Phylogenetic compression by Břinda and others

This post is a quick look at the new preprint of a paper called Efficient and Robust Search of Microbial Genomes via Phylogenetic Compression by Břinda et al.

The idea of the paper is to compress large collections of bacterial genomes with methods that are informed by phylogeny. The authors claim they can achieve orders of magnitude smaller space than regular gzip. Let’s investigate.

How does it work

The authors have a generic compression pipeline that first builds a phylogenetic tree of the input genomes, and then uses this to organize the data into a more compressible form before feeding it to a general-purpose compressor such as XZ. They demonstrate this approach on three different types of data:

  1. Reference genomes
  2. K-mer sets of reference genomes
  3. Bit-sliced bloom filters (BIGSI) of k-mer sets of reference genomes
Figure 1c from the paper

The tree helps compressing these three types of data as follows:

  1. In case of reference genomes, the authors simply concatenate the reference genomes in left-to-right order in the tree, and give the concatenation to the XZ compressor. This works well because XZ is based on a dictionary compression algorithm which scans the input, encoding new text by combining phrases recently seen in the input. When similar genomes are nearby, XZ is able the encode the next genome by piecing together phrases from the nearby genomes.
  2. In case of k-mer sets, the k-mers of each genome are inserted into the leaf corresponding to that genome. The same k-mer may occur in many leaves, so they compress the data by pushing k-mers up the tree to common ancestors. If there is an internal node X such that all leaves under X contain some common subset of k-mers, those k-mers are deleted from the leaves and added to X. The k-mers in each node are finally compressed by assembling them into spectrum preserving string sets using the Simplitig algorithm.
  3. In the case of the bit-sliced bloom filters, the individual bloom filters are reordered left-to-right according to phylogeny.
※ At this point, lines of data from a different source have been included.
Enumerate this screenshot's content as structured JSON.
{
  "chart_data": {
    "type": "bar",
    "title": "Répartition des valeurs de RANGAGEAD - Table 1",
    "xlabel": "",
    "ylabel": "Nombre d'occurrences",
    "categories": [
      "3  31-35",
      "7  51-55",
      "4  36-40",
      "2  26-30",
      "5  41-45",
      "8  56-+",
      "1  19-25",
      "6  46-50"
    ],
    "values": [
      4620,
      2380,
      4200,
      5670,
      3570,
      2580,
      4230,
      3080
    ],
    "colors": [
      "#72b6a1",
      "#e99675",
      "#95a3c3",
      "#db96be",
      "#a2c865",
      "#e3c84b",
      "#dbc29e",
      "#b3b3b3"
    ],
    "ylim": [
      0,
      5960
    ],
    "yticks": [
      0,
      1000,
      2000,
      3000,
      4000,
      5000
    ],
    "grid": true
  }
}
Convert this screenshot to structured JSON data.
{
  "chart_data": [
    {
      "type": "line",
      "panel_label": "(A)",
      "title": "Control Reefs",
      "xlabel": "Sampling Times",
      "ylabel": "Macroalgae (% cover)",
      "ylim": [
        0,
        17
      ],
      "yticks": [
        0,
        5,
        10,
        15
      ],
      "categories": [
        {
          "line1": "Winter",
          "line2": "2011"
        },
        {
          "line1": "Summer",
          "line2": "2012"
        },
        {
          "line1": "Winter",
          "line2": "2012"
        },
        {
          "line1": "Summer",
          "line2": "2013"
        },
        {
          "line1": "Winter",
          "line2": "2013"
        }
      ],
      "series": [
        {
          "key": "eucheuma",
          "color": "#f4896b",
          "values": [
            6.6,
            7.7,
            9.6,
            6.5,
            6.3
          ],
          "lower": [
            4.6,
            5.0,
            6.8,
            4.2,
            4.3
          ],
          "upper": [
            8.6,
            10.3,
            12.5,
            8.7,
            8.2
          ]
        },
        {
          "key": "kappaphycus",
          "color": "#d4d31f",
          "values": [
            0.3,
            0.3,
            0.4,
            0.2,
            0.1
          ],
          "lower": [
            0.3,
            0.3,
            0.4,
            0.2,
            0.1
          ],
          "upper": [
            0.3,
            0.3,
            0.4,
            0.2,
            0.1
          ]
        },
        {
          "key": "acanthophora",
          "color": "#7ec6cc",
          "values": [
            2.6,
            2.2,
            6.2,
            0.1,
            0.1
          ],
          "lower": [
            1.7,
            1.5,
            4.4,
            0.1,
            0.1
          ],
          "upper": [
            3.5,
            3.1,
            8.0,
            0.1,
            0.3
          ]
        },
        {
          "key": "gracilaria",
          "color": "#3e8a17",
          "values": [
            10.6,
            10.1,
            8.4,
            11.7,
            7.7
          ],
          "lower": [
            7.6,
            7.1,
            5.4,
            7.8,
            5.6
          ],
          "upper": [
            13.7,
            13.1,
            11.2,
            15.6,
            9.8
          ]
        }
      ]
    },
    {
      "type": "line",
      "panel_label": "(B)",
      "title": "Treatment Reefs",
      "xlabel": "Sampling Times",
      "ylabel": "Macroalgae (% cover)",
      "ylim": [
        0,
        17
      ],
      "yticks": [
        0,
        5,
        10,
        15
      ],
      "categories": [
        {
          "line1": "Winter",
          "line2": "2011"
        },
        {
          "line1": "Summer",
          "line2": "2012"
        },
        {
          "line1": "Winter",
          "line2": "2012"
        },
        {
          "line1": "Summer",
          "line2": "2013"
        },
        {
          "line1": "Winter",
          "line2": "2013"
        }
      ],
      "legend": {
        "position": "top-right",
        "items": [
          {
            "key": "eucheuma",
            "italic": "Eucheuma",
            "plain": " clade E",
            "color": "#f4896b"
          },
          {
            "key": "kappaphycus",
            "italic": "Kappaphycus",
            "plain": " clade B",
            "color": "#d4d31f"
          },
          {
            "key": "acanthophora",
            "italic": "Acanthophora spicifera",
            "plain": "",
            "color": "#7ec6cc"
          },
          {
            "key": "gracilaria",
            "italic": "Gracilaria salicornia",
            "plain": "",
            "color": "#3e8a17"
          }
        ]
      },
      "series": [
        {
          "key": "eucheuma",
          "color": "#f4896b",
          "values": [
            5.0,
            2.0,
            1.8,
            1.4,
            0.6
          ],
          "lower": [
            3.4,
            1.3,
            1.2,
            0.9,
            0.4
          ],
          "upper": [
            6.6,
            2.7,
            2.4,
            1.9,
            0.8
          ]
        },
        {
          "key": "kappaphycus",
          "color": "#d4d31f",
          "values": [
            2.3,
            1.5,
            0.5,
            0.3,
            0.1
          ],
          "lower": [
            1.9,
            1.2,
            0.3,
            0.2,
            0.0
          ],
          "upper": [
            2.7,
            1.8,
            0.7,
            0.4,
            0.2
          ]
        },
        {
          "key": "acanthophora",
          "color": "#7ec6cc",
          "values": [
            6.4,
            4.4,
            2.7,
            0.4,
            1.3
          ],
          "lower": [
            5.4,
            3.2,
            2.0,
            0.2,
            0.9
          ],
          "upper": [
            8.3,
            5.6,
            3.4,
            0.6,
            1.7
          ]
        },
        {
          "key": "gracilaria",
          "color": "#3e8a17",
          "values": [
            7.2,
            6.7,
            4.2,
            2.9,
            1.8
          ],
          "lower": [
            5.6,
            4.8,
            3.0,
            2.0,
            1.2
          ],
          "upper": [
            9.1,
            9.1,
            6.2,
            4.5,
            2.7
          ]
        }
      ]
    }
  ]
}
Since similar genomes have similar bloom filters, the XZ compressor benefits significantly from this reordering.

These methods make a lot of sense to me. The reordering of the genomes reminds me of Burrow-Wheeler-transform-based compression methods that reorder the characters of the input in a reversible fashion to cluster occurrences of the same characters together. But now, the reordering happens at the level of genomes, not individual characters. I’m still wondering how well their method compares to a run-length compressed Burrows-Wheeler transform. I’m also wondering how the k-mer compression method works compared to the Sparse Binary Relation Wavelet tree of Karasikov and others. Though I’m not sure if either of these two data structures are feasible to construct on datasets of this scale.

The authors here also provide a search algorithm. Let’s see how it works.

Searching

The paper proposes a way to align sequence reads against the compressed XZ-compressed database of microbial genomes. It works in two phases. First, the read is pseudoaligned (my word, not theirs) against bit-sliced k-mer-bloom-filters to find genomes that could potentially match with the query. Next, they decompress the parts of the input that have the potential matches, build a minimizer indexes for those parts (minimap2), and align against those (edit: apparently, they actually decompresss the whole data, see this Tweet by Břinda). The performance is as follows:

Table 6 from the supplement

For example, they were able to align 191Mbp of M. tuberculosis reads in 4.29h using 8 cores and 26.2GB of RAM. The RAM usage is really impressive! These genomes take terabytes of space uncompressed. I’m not too excited by the speed however. That is only 12k nucleotides per second, so I would not exactly call this high-throughput bioinformatics.

I’m wondering which fraction of the total time was spent in the bloom filter index, the XZ decompression and the minimap2 indexing and alignment. For example, in the plasmid queries, I would expect there to be a huge number of hits to different species. Does the algorithm end up decompressing most of the database?

Conclusion

This was just a quick look at the paper. There is a lot more that I did not cover. I find this a very interesting piece of work and I’m surprised how well the databases compress with their approach. Congrats to the authors for this paper!